Rational design of the solid-state synthesis of materials based on poly-aromatic molecular complexes

The possibility of exploiting a thermally-induced solid-state reaction to obtain the formation of a fluorene and TCNQ molecular complex was proposed by some of us (Kumar et al., Cryst. Growth Des., 2009, 9(8), 3396-3404). In this paper, we generalize and rationalize the approach to other charge transfer (CT) molecular complexes with naphthalene and anthracene, changing the size of the donor moiety to propose a general approach for the preparation of this class of materials by exploiting the solid-state synthesis method.
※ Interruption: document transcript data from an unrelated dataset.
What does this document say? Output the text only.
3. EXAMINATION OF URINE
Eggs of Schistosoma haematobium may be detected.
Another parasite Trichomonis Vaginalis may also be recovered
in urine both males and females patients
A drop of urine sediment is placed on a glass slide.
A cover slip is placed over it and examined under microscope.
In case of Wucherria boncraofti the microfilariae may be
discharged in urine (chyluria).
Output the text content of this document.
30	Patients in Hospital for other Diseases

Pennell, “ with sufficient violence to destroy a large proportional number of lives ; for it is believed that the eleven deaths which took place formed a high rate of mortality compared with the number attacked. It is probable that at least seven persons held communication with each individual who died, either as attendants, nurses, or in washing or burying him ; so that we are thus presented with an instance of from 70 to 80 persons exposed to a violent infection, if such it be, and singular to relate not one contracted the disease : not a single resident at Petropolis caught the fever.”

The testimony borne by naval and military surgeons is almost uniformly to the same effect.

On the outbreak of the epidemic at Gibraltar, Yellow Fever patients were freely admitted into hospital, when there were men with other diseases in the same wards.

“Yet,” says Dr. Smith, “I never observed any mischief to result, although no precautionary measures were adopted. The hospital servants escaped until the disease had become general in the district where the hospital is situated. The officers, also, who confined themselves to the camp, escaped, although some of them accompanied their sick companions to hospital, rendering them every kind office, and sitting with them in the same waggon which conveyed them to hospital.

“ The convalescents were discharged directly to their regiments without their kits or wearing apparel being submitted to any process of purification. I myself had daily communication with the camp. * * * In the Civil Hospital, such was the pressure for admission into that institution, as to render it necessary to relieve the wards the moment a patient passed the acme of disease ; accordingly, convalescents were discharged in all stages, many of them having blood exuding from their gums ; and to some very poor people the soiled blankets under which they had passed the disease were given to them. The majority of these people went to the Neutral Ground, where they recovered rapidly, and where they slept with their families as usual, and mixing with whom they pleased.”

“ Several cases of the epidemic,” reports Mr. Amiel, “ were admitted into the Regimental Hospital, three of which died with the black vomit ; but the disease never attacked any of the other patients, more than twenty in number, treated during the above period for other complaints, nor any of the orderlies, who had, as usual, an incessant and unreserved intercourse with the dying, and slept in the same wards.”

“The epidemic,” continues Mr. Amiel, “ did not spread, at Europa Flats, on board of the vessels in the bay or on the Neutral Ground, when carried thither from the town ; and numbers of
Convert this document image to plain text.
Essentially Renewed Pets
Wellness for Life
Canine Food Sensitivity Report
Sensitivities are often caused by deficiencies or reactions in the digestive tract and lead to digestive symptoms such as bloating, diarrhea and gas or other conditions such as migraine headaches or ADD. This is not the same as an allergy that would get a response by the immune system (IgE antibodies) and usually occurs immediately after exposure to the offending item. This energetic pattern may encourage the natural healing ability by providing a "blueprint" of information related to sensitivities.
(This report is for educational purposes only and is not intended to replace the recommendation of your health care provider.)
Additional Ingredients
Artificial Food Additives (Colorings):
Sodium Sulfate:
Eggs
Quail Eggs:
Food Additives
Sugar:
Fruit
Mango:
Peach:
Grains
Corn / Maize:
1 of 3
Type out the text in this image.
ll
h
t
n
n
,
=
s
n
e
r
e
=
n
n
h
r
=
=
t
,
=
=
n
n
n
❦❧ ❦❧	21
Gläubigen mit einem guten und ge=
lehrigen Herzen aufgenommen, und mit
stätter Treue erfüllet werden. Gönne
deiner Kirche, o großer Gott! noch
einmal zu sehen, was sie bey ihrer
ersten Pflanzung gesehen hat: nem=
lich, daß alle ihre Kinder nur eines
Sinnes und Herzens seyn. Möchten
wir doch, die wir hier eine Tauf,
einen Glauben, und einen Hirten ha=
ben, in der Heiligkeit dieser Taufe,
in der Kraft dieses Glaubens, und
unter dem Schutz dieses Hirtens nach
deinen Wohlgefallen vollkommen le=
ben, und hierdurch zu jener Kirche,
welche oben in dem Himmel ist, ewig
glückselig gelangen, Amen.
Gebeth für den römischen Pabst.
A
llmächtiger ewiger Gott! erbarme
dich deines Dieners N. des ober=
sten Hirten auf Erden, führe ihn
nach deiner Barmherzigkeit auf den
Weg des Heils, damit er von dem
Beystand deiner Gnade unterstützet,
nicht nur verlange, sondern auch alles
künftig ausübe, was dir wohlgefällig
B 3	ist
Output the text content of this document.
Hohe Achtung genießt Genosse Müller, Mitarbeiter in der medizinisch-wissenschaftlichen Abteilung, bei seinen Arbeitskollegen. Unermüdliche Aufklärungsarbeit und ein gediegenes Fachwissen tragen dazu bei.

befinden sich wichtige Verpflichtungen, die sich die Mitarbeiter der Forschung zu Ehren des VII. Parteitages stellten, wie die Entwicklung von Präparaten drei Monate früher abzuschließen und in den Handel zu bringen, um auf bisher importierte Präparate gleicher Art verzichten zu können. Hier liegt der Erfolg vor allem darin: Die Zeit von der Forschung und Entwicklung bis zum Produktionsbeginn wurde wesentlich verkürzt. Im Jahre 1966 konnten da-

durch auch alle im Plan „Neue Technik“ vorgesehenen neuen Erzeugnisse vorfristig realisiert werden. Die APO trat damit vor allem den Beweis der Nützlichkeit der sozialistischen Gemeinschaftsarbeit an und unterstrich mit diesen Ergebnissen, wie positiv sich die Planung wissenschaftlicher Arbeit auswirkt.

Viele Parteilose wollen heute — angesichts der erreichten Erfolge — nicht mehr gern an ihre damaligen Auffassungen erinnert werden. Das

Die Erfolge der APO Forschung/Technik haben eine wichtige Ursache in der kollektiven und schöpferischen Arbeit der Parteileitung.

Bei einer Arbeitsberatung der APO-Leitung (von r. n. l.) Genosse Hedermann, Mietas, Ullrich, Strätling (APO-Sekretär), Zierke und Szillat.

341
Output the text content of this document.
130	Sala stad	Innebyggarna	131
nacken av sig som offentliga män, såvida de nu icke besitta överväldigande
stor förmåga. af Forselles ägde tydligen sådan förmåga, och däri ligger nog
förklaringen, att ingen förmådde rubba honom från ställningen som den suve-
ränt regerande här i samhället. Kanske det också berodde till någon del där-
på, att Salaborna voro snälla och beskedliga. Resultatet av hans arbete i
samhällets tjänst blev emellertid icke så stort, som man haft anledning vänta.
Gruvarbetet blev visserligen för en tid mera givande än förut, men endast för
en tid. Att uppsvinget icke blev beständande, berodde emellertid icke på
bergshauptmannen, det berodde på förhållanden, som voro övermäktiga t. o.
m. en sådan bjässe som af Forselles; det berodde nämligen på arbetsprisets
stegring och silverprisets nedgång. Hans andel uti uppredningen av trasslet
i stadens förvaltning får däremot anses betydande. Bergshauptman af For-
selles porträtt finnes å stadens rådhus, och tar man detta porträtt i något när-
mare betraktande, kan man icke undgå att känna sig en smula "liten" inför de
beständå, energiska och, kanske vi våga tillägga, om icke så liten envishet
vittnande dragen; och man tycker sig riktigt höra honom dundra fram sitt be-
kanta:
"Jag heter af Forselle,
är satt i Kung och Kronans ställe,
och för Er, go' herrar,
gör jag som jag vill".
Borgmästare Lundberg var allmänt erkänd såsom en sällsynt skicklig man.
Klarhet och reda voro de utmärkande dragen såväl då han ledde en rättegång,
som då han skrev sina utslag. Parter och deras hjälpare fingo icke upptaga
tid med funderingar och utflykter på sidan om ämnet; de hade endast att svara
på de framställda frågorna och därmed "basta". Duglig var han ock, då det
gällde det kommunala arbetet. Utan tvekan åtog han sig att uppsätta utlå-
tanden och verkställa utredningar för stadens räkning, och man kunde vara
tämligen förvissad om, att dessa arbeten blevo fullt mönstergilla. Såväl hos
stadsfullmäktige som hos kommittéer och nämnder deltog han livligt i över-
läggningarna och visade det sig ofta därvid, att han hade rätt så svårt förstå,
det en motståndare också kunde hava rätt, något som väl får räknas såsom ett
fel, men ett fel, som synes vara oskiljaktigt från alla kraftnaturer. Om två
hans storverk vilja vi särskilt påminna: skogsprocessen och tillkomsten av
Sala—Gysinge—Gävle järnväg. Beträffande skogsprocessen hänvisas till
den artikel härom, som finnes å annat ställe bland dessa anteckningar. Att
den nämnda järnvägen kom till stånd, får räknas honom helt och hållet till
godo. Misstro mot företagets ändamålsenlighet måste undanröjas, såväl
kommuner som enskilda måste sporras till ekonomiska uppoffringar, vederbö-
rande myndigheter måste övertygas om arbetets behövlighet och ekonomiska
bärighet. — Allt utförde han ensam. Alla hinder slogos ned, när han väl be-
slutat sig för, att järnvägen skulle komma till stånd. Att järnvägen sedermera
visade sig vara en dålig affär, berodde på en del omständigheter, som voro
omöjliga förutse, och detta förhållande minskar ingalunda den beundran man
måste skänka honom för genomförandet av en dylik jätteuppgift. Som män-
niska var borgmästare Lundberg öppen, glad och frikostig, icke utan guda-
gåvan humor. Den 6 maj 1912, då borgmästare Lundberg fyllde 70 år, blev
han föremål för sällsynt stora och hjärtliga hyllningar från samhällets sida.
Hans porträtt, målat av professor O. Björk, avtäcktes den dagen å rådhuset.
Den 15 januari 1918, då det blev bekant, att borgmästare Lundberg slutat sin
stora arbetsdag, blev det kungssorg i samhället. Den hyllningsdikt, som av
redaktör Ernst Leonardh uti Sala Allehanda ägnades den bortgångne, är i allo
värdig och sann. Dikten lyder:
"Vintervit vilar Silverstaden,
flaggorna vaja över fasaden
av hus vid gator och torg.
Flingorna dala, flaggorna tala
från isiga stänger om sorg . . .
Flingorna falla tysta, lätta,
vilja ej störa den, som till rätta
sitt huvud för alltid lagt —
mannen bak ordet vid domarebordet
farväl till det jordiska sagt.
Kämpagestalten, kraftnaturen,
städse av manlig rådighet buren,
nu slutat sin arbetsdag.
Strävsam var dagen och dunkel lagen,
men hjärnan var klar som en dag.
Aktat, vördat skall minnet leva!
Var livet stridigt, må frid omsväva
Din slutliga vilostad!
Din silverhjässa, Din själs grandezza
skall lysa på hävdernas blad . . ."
Moreover, the kinetic features of the solid state reactions were fully elucidated by Raman spectroscopy and high resolution X-ray Powder Diffraction analysis (in situ Raman/XRPD), exploiting the Avrami equation in isothermal and non-isothermal conditions; rate constants, reaction orders and activation energies were obtained. All the three tested solid-state charge transfer (SS-CT) reactions obeyed a general rule, whereby the most apt reaction temperature was predicted. Finally, a method based on principal component analysis (PCA) for a fast kinetic analysis of in situ XRD synchrotron data was successfully developed, employing a formalism suitable for the analysis of non-isothermal reaction data, thus allowing a high throughput approach for the fast screening of the kinetics of parent reactions. PCA analysis was exploited as an alternative technique to obtain kinetic information in a faster and more efficient way, which can be used for online monitoring and/or in all those cases where Rietveld analysis is not feasible.